Exports from Malaysia jumped 18 percent to 709,860 tons in the first 15 days of this month, Intertek said June 15. Shipments gained 16 percent to 707,148 tons in the same period, with exports to Pakistan expanding almost 18 times to 107,650 tons from a month earlier, SGS (Malaysia) Sdn. said on June 17. The two surveyors are scheduled to release estimates for the first 20 days of the month tomorrow.

“Demand from the Middle East and India will rise ahead of Ramadan and stockists will also begin buying ahead of the festival season in India, which starts in August,” Ambika T.B., an analyst with Karvy Comtrade Ltd., said by phone from the southern Indian city of Hyderabad. “Exports are likely to be higher month-on-month from now on.”

Demand for palm oil typically picks up ahead of Ramadan, which falls in July this year, when Muslims break day-long fasts with communal meals.

Indonesia’s exports of palm oil and its derivatives rose 22 percent to 1.82 million tons in May from a month earlier, the nation’s palm oil association, known as Gapki, said today.

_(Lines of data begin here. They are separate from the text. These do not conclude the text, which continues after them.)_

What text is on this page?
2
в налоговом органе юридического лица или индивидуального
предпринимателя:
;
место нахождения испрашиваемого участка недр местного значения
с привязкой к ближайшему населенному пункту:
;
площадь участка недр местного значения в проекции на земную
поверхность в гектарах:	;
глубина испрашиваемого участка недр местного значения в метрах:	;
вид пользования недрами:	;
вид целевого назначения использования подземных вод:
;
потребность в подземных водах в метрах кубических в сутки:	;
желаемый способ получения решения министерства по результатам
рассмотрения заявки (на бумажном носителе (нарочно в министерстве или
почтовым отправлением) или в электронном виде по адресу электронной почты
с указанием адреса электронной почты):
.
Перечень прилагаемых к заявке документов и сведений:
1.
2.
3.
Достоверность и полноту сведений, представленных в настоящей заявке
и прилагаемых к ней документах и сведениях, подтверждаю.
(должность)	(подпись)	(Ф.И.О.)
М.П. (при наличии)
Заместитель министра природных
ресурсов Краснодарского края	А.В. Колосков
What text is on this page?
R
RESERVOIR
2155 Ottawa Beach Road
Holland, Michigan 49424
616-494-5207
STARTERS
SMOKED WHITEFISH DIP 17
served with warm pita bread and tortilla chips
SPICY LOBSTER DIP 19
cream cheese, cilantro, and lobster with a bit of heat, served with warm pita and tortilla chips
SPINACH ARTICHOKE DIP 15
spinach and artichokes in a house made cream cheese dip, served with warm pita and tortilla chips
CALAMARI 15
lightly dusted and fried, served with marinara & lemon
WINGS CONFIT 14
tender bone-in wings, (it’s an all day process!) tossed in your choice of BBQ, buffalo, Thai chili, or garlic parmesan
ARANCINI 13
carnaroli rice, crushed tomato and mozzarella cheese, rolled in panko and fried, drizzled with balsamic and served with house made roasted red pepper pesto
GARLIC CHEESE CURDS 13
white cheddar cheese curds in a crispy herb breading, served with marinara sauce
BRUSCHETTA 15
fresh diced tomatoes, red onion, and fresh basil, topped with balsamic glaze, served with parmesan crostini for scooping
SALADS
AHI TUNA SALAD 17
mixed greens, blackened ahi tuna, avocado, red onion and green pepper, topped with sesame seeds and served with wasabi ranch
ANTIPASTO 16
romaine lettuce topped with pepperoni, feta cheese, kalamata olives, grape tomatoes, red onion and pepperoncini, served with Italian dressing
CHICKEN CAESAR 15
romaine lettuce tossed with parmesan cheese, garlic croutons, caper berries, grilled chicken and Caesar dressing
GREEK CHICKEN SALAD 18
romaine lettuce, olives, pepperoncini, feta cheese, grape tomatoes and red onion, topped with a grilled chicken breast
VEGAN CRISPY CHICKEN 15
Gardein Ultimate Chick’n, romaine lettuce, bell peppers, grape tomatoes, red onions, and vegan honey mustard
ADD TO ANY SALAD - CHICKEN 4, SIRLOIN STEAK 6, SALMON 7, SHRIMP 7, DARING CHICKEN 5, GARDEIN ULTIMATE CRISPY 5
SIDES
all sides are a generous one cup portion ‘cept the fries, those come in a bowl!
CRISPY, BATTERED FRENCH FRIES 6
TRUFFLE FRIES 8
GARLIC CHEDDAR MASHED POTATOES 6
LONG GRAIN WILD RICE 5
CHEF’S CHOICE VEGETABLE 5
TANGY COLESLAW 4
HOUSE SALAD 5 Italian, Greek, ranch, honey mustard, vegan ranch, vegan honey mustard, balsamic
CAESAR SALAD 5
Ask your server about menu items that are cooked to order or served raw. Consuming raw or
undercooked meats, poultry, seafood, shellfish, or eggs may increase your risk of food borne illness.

Soybean oil for December delivery climbed 0.5 percent to 47.82 cents a pound on the Chicago Board of Trade, while soybeans for delivery in November were little changed at $12.905 a bushel. Refined palm oil for January delivery declined 0.5 percent to close at 6,238 yuan ($1,018) a ton on the Dalian Commodity Exchange, while soybean oil for delivery in the same month was little changed at 7,680 yuan.